Additional comments: Red bird of paradise is a tremendous, large accent shrub that flourishes during in early summer when the Phoenix weather is hottest and other vegetation fades. It attracts hummingbirds and occasionally reseeds or spreads by root suckers in local urban landscape settings (not invasive though). There is a newer all yellow flowering cultivar from Desert Tree Farm Nursery in Phoenix, AZ called 'Phoenix Bird'. It has a somewhat slower growth rate and no red pigmentation in the leaves or stems. Othe Caesalpinina shrub species seen in Phoenix landscapes include C. gilliesii (bird-of-paradise bush) which has yellow flowers with protruding red stamens and grows to < 10'in height and C. mexicana (Mexican bird-of-paradise) which has lemon yellow flowers and grows slowly in an arborescent fashion to 15' to 20'.

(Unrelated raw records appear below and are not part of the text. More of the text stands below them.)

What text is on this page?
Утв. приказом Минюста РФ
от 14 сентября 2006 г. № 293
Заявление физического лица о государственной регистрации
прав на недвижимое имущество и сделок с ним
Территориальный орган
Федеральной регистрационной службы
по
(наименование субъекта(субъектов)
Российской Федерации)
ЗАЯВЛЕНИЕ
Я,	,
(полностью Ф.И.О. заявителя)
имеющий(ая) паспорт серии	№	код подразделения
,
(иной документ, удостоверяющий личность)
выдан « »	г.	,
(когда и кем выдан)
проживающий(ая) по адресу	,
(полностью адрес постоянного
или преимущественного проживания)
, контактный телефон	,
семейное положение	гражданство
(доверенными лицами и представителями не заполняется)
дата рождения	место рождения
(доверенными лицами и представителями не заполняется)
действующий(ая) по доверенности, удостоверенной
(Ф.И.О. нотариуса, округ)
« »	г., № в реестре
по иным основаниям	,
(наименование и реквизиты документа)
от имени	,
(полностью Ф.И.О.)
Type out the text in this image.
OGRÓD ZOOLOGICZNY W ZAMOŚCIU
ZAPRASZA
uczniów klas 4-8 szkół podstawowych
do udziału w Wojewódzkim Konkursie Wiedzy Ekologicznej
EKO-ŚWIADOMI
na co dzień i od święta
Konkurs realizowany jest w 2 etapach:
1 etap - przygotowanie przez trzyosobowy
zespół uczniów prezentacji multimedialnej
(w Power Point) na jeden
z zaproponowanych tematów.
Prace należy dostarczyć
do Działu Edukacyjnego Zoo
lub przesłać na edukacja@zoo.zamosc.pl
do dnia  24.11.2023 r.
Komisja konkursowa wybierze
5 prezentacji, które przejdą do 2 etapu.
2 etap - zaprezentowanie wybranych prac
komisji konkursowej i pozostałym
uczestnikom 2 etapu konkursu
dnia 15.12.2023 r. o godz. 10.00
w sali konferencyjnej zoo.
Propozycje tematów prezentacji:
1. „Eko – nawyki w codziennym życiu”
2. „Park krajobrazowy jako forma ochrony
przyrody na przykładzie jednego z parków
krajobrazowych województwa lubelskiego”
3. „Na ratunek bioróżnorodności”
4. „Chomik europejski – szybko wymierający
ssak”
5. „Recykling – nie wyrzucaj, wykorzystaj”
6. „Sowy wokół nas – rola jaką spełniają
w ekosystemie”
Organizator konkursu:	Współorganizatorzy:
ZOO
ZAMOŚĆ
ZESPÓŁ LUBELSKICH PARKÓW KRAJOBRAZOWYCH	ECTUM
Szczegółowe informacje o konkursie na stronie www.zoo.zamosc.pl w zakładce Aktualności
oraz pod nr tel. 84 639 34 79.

The genus Caesalpinina is named after the Italian botanist Andreas Caesalpini (1519-1603). Red bird of paradise was first used as an ornamental in Europe and later across the mild regions of the United States including recently landscapes in the central Arizona desert. In 1705, botanical explorer Maria Sibylla first described how West Indian slave women of Dutch masters would attempt to end their pregnancies by ingesting the seeds from the fruit of C. pulcherimma.